Find Peak Element

Problem: A peak element is an element that is greater than its neighbors. Given an input array nums, where nums[i] ≠ nums[i+1], find a peak element and return its index. The array may contain multiple peaks, in that case return the index to any one of the peaks is fine.

Example:

Input: nums = [2,4,2,3,4,9,8]
Output: 1 or 5 
Explanation: Either index 1 where the peak element is 4 or index 5 where the peak element is 9.

Approach: Straightforward solution is to traverse each element just check the condition arr[i - 1] < arr[i] > arr[i + 1] and we are done but it will take O(n) time.
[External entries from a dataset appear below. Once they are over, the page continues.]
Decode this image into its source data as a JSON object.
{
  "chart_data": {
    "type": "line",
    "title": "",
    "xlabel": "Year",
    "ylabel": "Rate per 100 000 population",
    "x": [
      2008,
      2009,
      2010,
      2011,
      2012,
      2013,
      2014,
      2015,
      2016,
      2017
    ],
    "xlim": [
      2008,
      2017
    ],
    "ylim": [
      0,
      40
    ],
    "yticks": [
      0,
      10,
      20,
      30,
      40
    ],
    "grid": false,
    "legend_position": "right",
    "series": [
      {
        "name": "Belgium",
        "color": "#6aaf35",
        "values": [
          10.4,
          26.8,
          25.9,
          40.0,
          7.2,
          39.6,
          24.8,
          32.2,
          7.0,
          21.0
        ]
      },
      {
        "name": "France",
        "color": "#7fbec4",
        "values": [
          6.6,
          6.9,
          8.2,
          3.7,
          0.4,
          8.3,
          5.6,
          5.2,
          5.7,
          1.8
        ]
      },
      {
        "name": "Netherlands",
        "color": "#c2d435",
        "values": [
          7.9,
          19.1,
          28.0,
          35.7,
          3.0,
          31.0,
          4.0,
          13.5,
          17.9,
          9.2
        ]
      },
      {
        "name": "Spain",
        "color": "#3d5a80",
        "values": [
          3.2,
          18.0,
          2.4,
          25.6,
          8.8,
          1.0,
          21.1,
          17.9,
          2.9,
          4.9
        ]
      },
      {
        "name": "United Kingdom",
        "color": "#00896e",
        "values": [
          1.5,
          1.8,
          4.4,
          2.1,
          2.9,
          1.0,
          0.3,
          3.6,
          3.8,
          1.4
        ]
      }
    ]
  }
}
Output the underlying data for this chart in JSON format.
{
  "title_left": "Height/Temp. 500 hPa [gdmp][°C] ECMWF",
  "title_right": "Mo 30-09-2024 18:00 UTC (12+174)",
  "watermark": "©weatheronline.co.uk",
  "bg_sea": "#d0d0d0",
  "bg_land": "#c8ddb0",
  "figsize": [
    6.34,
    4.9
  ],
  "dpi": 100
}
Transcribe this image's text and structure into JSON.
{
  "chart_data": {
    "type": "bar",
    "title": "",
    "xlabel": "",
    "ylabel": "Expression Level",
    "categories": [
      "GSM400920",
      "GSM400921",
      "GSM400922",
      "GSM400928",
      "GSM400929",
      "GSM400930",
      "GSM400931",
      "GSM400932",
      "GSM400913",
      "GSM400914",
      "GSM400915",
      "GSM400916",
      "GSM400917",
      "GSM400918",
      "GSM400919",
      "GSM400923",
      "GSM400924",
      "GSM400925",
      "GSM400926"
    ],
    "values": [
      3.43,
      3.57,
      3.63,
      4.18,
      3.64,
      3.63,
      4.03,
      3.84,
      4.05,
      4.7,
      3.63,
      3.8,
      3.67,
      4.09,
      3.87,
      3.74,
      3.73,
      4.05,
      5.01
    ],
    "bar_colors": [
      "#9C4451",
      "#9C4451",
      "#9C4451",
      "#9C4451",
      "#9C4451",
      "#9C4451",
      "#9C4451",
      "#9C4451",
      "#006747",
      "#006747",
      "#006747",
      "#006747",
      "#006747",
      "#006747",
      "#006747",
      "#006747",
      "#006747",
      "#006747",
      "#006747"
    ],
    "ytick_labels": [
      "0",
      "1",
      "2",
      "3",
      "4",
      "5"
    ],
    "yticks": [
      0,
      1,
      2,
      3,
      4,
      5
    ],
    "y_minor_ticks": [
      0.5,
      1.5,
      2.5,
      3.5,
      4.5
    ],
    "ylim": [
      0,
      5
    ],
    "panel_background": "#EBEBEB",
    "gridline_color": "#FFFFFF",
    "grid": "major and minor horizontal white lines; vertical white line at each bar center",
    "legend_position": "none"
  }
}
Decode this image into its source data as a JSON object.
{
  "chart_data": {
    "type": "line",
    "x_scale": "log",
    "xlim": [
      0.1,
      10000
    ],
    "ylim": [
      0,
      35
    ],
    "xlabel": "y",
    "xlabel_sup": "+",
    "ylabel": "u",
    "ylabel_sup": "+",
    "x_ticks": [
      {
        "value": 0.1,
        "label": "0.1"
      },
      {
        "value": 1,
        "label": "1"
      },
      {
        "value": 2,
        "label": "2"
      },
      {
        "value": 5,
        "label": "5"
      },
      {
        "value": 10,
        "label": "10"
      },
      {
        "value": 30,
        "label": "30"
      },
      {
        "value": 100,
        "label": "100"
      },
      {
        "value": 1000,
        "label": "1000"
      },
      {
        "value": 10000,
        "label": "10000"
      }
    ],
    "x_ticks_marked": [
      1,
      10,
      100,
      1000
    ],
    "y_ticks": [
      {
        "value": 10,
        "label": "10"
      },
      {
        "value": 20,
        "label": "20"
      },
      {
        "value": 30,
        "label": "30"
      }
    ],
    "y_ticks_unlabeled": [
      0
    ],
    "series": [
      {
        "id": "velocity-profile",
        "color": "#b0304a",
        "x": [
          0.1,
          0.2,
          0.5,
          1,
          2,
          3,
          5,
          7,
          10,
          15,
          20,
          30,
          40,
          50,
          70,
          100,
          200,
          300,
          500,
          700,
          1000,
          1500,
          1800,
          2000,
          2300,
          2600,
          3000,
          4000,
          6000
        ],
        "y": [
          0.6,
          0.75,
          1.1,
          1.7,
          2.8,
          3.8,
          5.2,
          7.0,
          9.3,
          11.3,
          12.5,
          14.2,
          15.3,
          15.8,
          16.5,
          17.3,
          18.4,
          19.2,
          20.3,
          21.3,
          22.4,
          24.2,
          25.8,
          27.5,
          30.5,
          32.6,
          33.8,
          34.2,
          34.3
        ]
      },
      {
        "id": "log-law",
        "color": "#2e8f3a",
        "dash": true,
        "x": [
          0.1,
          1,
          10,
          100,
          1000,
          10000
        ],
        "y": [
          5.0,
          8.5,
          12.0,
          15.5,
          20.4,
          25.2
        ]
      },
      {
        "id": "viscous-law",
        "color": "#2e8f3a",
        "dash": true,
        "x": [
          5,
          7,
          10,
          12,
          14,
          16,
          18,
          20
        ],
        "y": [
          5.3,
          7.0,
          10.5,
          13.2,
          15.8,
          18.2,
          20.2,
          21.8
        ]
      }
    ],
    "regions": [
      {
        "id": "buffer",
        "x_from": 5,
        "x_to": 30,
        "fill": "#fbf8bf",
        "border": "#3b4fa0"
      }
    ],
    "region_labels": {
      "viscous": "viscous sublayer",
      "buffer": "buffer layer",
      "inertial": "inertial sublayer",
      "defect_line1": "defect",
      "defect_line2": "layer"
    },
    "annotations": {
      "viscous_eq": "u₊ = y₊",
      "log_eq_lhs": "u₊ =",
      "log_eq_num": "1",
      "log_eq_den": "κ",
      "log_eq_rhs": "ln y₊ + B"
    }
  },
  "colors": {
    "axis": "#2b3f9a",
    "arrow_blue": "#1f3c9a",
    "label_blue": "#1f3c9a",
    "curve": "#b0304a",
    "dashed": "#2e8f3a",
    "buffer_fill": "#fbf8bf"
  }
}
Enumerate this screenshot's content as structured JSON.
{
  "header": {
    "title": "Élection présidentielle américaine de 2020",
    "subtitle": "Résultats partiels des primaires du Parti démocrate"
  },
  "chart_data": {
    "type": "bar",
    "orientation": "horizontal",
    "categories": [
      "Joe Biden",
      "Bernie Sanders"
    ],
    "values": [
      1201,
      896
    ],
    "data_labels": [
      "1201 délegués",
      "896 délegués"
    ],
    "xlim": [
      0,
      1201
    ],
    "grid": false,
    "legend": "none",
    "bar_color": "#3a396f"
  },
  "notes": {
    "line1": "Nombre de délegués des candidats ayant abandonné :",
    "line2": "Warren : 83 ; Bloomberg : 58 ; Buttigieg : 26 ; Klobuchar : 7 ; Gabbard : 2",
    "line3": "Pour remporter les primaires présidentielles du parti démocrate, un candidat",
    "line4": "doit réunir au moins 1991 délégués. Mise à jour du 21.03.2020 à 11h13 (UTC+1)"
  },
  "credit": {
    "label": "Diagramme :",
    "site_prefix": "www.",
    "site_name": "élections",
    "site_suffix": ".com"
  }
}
We can do it in O(logn) using the binary search approach:

1. IF arr[mid] > arr[mid + 1] then we know that we need to look at the left array partition including mid.
2. ELSE we need to look at right subarray. 

Implementation in C#:

        public int FindPeakElement(int[] nums)

    {

        int length = nums?.Length ?? 0;

        if (length == 0)

        {

            return -1;

        }

        if (length == 1 || nums[0] > nums[1])

        {

            return 0;

        }

        if (nums[length - 1] > nums[length - 2])

        {

            return length - 1;

        }

        int start = 1, end = length - 2;

        while (start <= end)

        {

            int mid = start + (end - start) / 2;

            if (nums[mid] > nums[mid - 1] &&

                nums[mid] > nums[mid + 1])

            {

                return mid;

            }

            else if (nums[mid] <= nums[mid + 1])

            {

                start = mid + 1;

            }

            else

            {

                end = mid - 1;

            }

        }

        return -1;

    }

Complexity: O(logn)